Maha al-Qahtani, qui vit aux Etats-Unis, a accordé cette semaine à l'AFP sa première interview depuis que son époux, Mohamed al-Qahtani, a été condamné en Arabie saoudite en 2013.
"Est-ce qu'il va bien? Est-il en vie?" "J'ai gardé le silence pendant 10 ans mais maintenant, je suis à bout de patience", a-t-elle déclaré dans un entretien téléphonique.
Mohamed al-Qahtani est l'un des cofondateurs de l'Association saoudienne des droits civils et politiques, une ONG créée en 2009 pour documenter les violations des droits de l'homme et plaider pour la tenue d'élections dans le royaume, où aucune voix critique n'est tolérée.
Le militant avait été condamné à 10 ans de prison en 2013, après avoir été inculpé d'atteinte à la sûreté de l'Etat, incitation au désordre, désobéissance et non-allégeance au souverain saoudien. Son association a été dissoute la même année.
Selon une experte de l'ONU, Mary Lawlor, les autorités saoudiennes ont accusé le militant d'avoir fourni de fausses informations à des sources extérieures, notamment à l'ONU.
Mohamed al-Qahtani, âgé de 58 ans, devait être libéré le 22 novembre prochain et soumis à une interdiction de voyager pendant dix ans.
Alors que Maha et leurs cinq enfants lui parlaient tous les jours au téléphone, ils sont sans nouvelles depuis le 23 octobre.
"Il avait l'habitude de nous appeler une ou deux fois par jour depuis 10 ans", a-t-elle affirmé. "Il nous poussait à aller de l'avant et à profiter de la vie.
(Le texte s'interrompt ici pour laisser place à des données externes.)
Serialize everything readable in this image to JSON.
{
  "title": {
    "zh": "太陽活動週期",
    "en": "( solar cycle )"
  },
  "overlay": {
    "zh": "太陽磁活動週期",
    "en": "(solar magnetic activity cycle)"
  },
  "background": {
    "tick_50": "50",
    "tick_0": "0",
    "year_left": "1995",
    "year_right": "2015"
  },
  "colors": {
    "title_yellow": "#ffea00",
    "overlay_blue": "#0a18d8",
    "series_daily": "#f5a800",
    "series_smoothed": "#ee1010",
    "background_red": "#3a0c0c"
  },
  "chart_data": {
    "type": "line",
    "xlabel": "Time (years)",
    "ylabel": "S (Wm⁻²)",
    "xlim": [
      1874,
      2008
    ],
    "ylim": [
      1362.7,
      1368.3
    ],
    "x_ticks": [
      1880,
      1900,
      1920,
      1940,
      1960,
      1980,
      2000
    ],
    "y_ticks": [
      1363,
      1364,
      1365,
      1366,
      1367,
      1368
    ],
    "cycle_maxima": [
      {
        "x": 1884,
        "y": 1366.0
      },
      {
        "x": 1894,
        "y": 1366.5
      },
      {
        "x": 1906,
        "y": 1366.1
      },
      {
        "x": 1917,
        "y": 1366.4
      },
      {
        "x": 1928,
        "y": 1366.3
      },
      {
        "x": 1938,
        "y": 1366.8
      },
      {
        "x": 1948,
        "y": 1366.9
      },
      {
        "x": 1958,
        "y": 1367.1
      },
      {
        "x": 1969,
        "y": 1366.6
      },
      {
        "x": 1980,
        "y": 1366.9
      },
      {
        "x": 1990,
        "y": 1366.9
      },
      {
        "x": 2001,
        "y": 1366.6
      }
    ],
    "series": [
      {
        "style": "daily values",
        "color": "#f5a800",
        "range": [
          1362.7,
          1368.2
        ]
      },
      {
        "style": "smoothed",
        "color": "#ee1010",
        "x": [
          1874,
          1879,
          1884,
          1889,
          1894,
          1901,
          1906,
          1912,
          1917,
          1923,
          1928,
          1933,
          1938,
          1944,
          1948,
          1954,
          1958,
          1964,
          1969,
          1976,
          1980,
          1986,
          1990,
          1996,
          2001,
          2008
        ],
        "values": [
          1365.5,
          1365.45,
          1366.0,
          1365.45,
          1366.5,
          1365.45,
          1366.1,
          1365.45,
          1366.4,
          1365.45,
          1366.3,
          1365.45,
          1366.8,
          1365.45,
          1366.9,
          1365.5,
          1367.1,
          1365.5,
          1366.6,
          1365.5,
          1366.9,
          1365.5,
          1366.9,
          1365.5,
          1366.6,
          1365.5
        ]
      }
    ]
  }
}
Il n'a pas abandonné ses responsabilités de père et de mari, même en prison."
"Le fait que la communication ait été complètement rompue indique qu'il y a quelque chose de caché", a-t-elle ajouté.
Mohamed al-Qahtani est détenu à la prison d'Al-Ha'ir, un établissement de haute sécurité près de Ryad.
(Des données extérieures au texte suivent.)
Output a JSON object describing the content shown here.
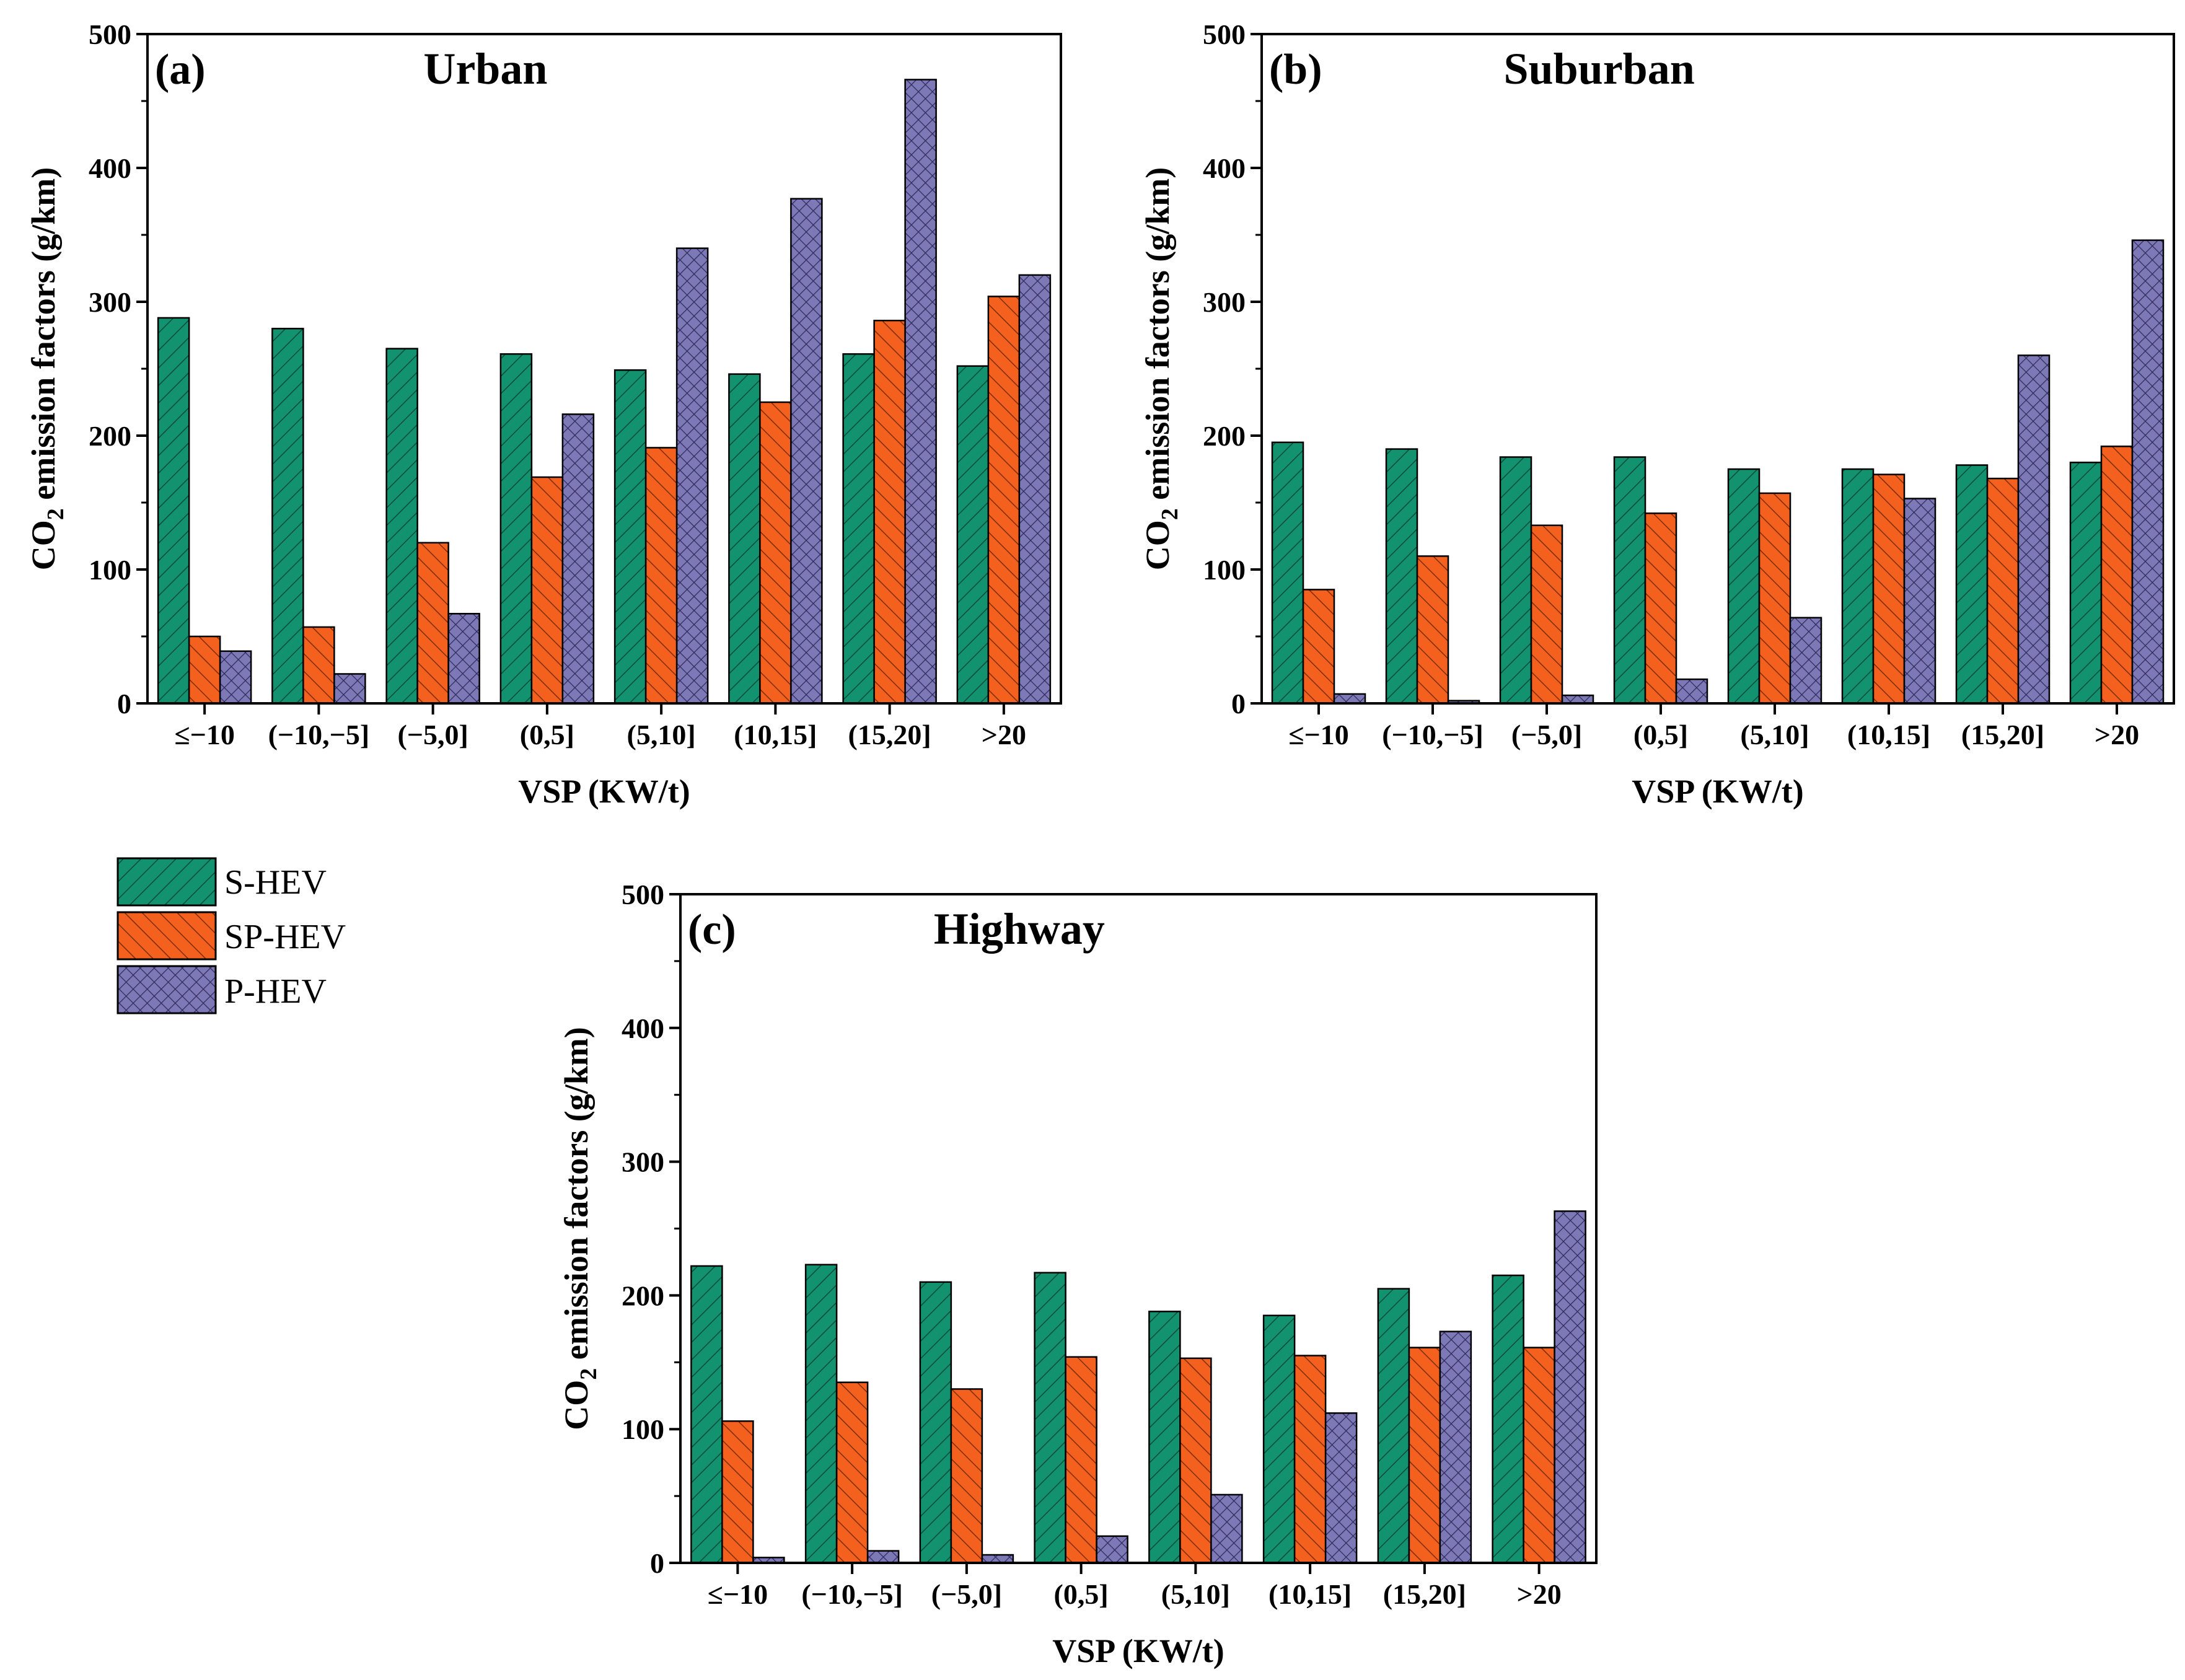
{
  "chart_data": [
    {
      "type": "bar",
      "panel_label": "(a)",
      "title": "Urban",
      "xlabel": "VSP (KW/t)",
      "ylabel_main": "CO",
      "ylabel_sub": "2",
      "ylabel_rest": " emission factors (g/km)",
      "ylim": [
        0,
        500
      ],
      "yticks": [
        "0",
        "100",
        "200",
        "300",
        "400",
        "500"
      ],
      "categories": [
        "≤−10",
        "(−10,−5]",
        "(−5,0]",
        "(0,5]",
        "(5,10]",
        "(10,15]",
        "(15,20]",
        ">20"
      ],
      "series": [
        {
          "name": "S-HEV",
          "values": [
            288,
            280,
            265,
            261,
            249,
            246,
            261,
            252
          ]
        },
        {
          "name": "SP-HEV",
          "values": [
            50,
            57,
            120,
            169,
            191,
            225,
            286,
            304
          ]
        },
        {
          "name": "P-HEV",
          "values": [
            39,
            22,
            67,
            216,
            340,
            377,
            466,
            320
          ]
        }
      ]
    },
    {
      "type": "bar",
      "panel_label": "(b)",
      "title": "Suburban",
      "xlabel": "VSP (KW/t)",
      "ylabel_main": "CO",
      "ylabel_sub": "2",
      "ylabel_rest": " emission factors (g/km)",
      "ylim": [
        0,
        500
      ],
      "yticks": [
        "0",
        "100",
        "200",
        "300",
        "400",
        "500"
      ],
      "categories": [
        "≤−10",
        "(−10,−5]",
        "(−5,0]",
        "(0,5]",
        "(5,10]",
        "(10,15]",
        "(15,20]",
        ">20"
      ],
      "series": [
        {
          "name": "S-HEV",
          "values": [
            195,
            190,
            184,
            184,
            175,
            175,
            178,
            180
          ]
        },
        {
          "name": "SP-HEV",
          "values": [
            85,
            110,
            133,
            142,
            157,
            171,
            168,
            192
          ]
        },
        {
          "name": "P-HEV",
          "values": [
            7,
            2,
            6,
            18,
            64,
            153,
            260,
            346
          ]
        }
      ]
    },
    {
      "type": "bar",
      "panel_label": "(c)",
      "title": "Highway",
      "xlabel": "VSP (KW/t)",
      "ylabel_main": "CO",
      "ylabel_sub": "2",
      "ylabel_rest": " emission factors (g/km)",
      "ylim": [
        0,
        500
      ],
      "yticks": [
        "0",
        "100",
        "200",
        "300",
        "400",
        "500"
      ],
      "categories": [
        "≤−10",
        "(−10,−5]",
        "(−5,0]",
        "(0,5]",
        "(5,10]",
        "(10,15]",
        "(15,20]",
        ">20"
      ],
      "series": [
        {
          "name": "S-HEV",
          "values": [
            222,
            223,
            210,
            217,
            188,
            185,
            205,
            215
          ]
        },
        {
          "name": "SP-HEV",
          "values": [
            106,
            135,
            130,
            154,
            153,
            155,
            161,
            161
          ]
        },
        {
          "name": "P-HEV",
          "values": [
            4,
            9,
            6,
            20,
            51,
            112,
            173,
            263
          ]
        }
      ]
    }
  ],
  "legend": {
    "items": [
      {
        "name": "S-HEV",
        "color": "#13926F",
        "pattern": "diag-up"
      },
      {
        "name": "SP-HEV",
        "color": "#F4611E",
        "pattern": "diag-down"
      },
      {
        "name": "P-HEV",
        "color": "#7D78B6",
        "pattern": "cross"
      }
    ]
  }
}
Selon son épouse, il s'est plaint le 10 octobre d'un codétenu qui le "surveillait partout et tout le temps" et "montait contre lui des prisonniers atteints de troubles mentaux".
Le militant a informé les autorités pénitentiaires de cette situation, sans résultat, selon son épouse. "Quoi qu'il m'arrive, ils sont responsables parce qu'ils sont au courant", avait-il dit à sa femme avant que la ligne ne soit coupée.
Depuis, Maha al-Qahtani a tenté, en vain, d'obtenir des informations sur son mari auprès des autorités saoudiennes.
- "Juste entendre sa voix" -
Souvent accusée de réprimer les dissidents, l'Arabie saoudite a été critiquée récemment pour les peines de prison très sévères infligées à deux femmes ayant relayé des messages critiques sur les réseaux sociaux.
Maha al-Qahtani est d'autant plus préoccupée qu'un autre fondateur de l'Association saoudienne des droits civils et politiques, Abdallah al-Hamid, est mort dans la même prison en 2020.
Ses proches avaient alors accusé les autorités pénitentiaires de lui avoir refusé les soins nécessaires.
Mercredi, Mary Lawlor, rapporteur de l'ONU sur la situation des défenseurs des droits humains, s'est inquiétée du sort de Mohamed al-Qahtani.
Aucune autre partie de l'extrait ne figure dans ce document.